The 2009 parliamentary election in India meant a roller-coaster journey for the country in April and May of this year. The results are now out and the Congress Party, with a few other regional parties, has resurged with more seats and confidence. Dr. Manmohan Singh, who is well known for his strong commitment to economic reforms and liberalisation policies, has returned as the Prime Minister.
The current scenario projects a very challenging set of tasks for the new government. On the one hand, there is an urgent need to address the unfinished agenda of market reforms and get the economy quickly back on fast-track growth; on the other, it is necessary to break the dualism between impressive growth and persistent poverty coupled with emergence of newer vulnerabilities and inequalities.
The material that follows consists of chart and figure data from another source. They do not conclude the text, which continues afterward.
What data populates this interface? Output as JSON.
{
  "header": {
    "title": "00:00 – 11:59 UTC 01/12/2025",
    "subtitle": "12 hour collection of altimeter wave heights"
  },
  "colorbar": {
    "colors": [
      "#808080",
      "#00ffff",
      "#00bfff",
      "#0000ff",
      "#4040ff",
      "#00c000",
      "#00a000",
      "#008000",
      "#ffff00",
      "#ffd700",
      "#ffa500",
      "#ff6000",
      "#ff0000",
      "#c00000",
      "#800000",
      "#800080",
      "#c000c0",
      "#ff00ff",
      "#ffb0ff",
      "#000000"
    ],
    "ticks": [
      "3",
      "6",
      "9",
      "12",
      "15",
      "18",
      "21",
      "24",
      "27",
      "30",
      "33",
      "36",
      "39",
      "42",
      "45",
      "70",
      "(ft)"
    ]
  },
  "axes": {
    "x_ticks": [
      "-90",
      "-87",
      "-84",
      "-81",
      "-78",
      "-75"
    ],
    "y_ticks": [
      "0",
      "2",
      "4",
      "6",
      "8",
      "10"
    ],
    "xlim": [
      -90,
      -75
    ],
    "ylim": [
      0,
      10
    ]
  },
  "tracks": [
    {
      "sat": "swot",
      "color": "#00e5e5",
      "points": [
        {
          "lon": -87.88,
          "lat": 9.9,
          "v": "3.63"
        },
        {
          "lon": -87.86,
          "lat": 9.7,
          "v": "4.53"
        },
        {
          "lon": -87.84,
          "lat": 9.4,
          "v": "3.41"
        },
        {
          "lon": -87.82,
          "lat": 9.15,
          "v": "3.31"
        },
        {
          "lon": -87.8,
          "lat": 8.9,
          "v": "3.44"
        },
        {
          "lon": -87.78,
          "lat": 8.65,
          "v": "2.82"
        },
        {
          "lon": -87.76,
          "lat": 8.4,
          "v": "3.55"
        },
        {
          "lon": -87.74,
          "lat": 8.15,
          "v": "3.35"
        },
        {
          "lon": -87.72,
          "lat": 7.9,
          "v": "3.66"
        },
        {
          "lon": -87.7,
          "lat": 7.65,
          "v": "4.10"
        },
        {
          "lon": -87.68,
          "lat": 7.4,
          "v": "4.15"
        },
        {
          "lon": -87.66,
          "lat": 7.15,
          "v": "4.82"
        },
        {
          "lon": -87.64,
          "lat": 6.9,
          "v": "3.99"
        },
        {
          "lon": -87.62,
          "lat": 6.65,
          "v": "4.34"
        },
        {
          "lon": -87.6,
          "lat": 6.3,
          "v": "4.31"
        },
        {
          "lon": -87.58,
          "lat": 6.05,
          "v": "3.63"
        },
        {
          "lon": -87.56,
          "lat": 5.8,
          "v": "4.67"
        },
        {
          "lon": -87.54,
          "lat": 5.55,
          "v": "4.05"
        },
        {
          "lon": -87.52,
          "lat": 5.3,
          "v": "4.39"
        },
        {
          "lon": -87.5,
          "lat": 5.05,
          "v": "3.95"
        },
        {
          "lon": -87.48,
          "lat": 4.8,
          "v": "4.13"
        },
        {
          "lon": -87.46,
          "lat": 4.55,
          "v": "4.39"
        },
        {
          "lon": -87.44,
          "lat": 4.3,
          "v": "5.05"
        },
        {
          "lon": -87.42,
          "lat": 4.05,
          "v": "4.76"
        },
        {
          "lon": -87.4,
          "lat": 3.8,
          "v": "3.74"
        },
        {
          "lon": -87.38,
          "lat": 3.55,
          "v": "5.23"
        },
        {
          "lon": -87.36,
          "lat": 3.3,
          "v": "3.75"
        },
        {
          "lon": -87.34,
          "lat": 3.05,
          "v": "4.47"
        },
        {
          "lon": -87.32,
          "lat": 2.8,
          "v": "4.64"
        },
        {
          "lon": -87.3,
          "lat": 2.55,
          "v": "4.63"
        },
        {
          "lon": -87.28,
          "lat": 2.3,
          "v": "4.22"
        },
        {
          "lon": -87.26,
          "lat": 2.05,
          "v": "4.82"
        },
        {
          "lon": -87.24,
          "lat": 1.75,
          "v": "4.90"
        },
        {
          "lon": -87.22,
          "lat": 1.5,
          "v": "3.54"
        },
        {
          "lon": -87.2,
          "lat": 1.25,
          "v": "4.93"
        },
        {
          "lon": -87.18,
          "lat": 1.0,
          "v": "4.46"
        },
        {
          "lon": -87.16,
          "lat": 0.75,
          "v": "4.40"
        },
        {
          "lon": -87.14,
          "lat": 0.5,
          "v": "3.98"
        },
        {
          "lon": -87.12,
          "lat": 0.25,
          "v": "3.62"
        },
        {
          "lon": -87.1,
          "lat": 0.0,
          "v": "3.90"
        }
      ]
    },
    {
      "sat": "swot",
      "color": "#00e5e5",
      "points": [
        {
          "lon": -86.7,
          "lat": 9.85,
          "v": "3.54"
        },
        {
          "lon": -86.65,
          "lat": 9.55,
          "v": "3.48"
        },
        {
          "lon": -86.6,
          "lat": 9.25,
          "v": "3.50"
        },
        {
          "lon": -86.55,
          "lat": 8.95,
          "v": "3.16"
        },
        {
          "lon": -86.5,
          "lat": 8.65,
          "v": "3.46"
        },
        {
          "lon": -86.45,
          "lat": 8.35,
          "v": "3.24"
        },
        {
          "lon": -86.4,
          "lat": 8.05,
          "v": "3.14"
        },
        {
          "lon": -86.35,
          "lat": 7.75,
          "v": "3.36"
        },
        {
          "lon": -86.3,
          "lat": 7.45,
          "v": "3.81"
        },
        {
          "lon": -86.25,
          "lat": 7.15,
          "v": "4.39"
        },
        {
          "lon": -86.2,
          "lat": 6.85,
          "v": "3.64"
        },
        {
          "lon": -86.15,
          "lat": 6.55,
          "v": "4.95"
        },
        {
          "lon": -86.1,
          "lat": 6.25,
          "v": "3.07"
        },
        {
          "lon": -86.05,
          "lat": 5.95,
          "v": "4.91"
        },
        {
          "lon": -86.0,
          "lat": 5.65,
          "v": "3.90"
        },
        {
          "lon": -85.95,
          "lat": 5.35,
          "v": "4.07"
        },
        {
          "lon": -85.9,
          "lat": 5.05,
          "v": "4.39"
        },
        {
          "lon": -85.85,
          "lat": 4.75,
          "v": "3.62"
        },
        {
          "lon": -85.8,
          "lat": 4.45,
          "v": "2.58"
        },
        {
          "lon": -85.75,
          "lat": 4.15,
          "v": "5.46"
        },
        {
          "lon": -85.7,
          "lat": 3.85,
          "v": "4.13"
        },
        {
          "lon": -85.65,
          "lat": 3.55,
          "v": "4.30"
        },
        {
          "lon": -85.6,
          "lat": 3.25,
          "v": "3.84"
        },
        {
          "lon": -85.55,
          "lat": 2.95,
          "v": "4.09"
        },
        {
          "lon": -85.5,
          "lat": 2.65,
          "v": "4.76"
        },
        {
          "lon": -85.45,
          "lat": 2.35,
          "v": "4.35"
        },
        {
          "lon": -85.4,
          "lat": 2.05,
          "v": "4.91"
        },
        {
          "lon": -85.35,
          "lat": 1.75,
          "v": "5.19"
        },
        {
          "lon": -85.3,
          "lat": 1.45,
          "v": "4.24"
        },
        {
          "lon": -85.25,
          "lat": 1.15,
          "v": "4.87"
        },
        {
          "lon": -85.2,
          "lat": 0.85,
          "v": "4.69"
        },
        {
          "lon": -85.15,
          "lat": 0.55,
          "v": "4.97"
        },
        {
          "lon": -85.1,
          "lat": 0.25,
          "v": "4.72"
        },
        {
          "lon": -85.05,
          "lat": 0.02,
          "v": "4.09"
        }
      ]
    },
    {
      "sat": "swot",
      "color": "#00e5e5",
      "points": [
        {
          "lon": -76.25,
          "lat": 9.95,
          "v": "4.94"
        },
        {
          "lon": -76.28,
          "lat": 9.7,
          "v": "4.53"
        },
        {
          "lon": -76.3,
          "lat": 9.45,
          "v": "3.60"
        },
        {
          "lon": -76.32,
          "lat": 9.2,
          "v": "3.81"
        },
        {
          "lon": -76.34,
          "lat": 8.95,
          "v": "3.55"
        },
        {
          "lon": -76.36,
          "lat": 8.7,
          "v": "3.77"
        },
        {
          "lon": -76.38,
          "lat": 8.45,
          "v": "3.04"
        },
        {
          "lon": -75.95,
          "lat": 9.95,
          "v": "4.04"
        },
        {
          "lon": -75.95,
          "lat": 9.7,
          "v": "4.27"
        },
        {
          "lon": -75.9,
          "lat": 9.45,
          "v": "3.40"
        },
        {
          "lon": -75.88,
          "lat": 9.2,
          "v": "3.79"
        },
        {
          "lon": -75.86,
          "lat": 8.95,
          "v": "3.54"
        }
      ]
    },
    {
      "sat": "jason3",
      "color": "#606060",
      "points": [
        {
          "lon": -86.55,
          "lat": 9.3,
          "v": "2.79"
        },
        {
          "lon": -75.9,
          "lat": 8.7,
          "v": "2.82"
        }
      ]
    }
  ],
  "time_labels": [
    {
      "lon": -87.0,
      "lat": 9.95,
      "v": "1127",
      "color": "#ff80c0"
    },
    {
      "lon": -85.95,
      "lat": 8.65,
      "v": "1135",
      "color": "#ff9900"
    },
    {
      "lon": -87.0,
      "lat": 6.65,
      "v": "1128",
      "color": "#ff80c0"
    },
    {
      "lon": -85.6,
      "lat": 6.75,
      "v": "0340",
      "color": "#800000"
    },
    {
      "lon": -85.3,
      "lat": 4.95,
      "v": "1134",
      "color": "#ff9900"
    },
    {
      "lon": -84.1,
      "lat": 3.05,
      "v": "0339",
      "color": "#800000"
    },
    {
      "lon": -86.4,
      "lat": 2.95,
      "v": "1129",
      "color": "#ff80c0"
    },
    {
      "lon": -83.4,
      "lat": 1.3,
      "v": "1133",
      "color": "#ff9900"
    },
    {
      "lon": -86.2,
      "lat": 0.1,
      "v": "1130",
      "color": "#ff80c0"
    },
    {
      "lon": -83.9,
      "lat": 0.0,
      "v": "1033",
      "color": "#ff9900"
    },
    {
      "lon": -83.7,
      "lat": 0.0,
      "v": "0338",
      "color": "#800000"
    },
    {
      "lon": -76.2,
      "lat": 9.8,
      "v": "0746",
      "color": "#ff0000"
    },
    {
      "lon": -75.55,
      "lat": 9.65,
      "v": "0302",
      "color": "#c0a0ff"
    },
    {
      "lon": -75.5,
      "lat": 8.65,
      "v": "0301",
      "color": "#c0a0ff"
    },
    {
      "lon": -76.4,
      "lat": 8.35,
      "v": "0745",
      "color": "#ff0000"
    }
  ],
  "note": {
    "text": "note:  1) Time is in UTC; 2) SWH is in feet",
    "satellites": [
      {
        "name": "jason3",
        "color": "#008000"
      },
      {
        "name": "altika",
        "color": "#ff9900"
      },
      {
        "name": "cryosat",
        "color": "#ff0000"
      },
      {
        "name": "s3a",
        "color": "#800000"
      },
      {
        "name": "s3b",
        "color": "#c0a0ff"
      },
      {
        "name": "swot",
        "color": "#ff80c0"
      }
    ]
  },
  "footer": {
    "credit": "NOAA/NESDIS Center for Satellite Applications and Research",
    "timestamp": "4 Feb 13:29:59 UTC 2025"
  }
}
The Indian health sector epitomizes the challenge. There has been an unprecedented structural transformation in the health care market in the last two decades. In the curative care (treatment and therapies) market, the private sector, largely unregulated, has taken a dominant role in place of a miserable public sector. It has a mixed result; while people, especially the middle and richer section, have more choices, they are also more exposed to the risk of catastrophic financial shocks due to the staggering rise in health care costs. Highly subsidized public facilities provide some protective shield, but, as the Future Health Systems (FHS) research reflects, they still fail to protect a significant number (15%) of their client households (i). Clearly, poor people want better governance in service delivery so that public hospitals can play a more protective role; it is, however, not clear how the central government will meet this need since this is primarily a matter for each state in India to decide.
The progress in health outcomes in the last decade, especially in infant and child mortality, has been promising, as are the downward trends in public health problems, such as TB, HIV/AIDS, and leprosy. However, unacceptably big gaps remain in maternal health and child nutrition. The most prominent response of the last (central) government was the National Rural Health Mission – a comprehensive health programme for the rural population which integrates all public health programmes in a single package. The programme has triggered the public expenditure on health to some extent; yet it falls far short of the target (2% of GDP) and is significantly low by even Asian standards. Given that the new government has got the mandate of the people, it is expected that investment on health and education will get a substantial boost as a pay-back strategy.
The direction of public investment in health, however, will depend on how the central government aligns itself to the transforming health market. There are two clear options: (1) it may encourage the state authorities to be a more active market actor (i.e., less of a financier and more of a provider and regulator) especially in secondary / tertiary care, and (2) it may regain the lost position of the public sector by increasing subsidy and focusing exclusively on better governance in service delivery at public facilities. The federal structure of the country does not allow the central government to be the sole player in exercising any one of them. However, it will be interesting to see whether and to what extent they could activate the state governments towards adopting one of these directions.
(i)See “Catastrophic health care payment: how much protected are the users of public hospitals?” by FHS-India.